Sunday, September 16, 2012

Most of the delay in the progress of the intron repeat sorting program was delayed due to trying to set up a new IDE on a new machine. After installing a GCC compiler, it was a nightmare trying to get a program to build in Eclipse. Days were spent setting up environmental variables. Finally, all hope was abandoned and I tried Code::Blocks. The initial RepeatScout program (at least the part I am going to be working on) built and ran on the first try. SIGH. Finally could get the ball rolling.

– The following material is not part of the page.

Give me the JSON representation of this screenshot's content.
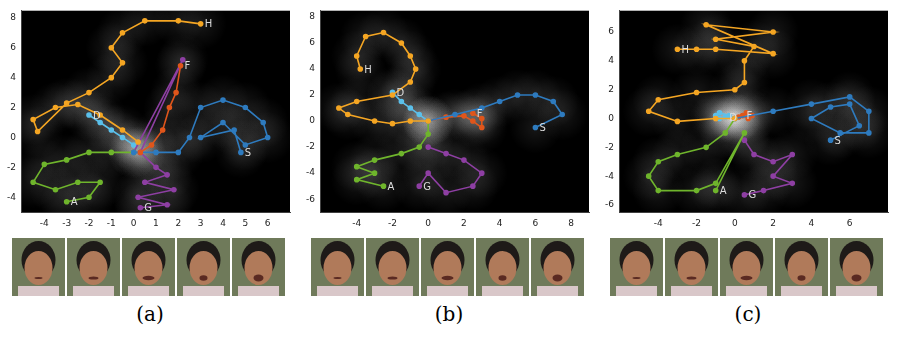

Yesterday and today were by far the most productive. The initial problem I wanted to tackle was the user input. Instead of confusing parameters to try to follow, the program prompts the user to enter in the .fas file location in a very friendly manner.The program now currently reads input in from FASTA sequences and locates repetitive elements via the l-mer algorithm mentioned below. My intention is to score the introns based on the degree of repetitiveness. This score will be based on the number of times an l-mer repeats and then sort the sequences based on their scores. The output will be a sorted .fas file.

To do:
  • Determine whether program is reading file as individual sequences or as one giant genomic sequences. It should ideally be the first, but I need to double check. First priority.
  • Write user prompt to enter in the name of the output file for the sorted fasta sequences to be placed.
  • Put in counter to detect number of times a repetitive element is found in a sequence. This will be the score.
  • Sort list with the score.
  • Write output to .fas
If worked on full-time, it could probably be finished in two days. 

Also need to type up minutes from Skype meeting with Sushma and Liliana from Thursday. Tomorrow....

Wednesday, September 5, 2012

So RepeatScout is only going to serve as inspiration for a future mini-program. It doesn't do what I want it to and nothing else does either so I am going to use the same lines of thinking and make a simpler program. Also, I hate the command prompt of RepeatScout and every other program I am trying so that is the first thing that's going to change.

Now to clarify my line of thinking...

OBJECTIVE OF PROGRAM: To read a fasta sequence and find repetitive elements and note a degree of repetitiveness (# of repetitive elements? # of l-mers repeated? both? TBD). It will then sort the list of original fasta sequences by the degree of repetitiveness. Output will be a list of sorted fasta sequences (and maybe something else giving more details, we'll see).

Right now, RepeatScout is mostly written in C. I like C so I will probably continue to do so. Remember to add this paper to my Mendeley to remember exact details of RepeatScout algorithm.

Goal for the day: Write the file opener, reader, command prompt. Try to begin to incorporate l-mer finder.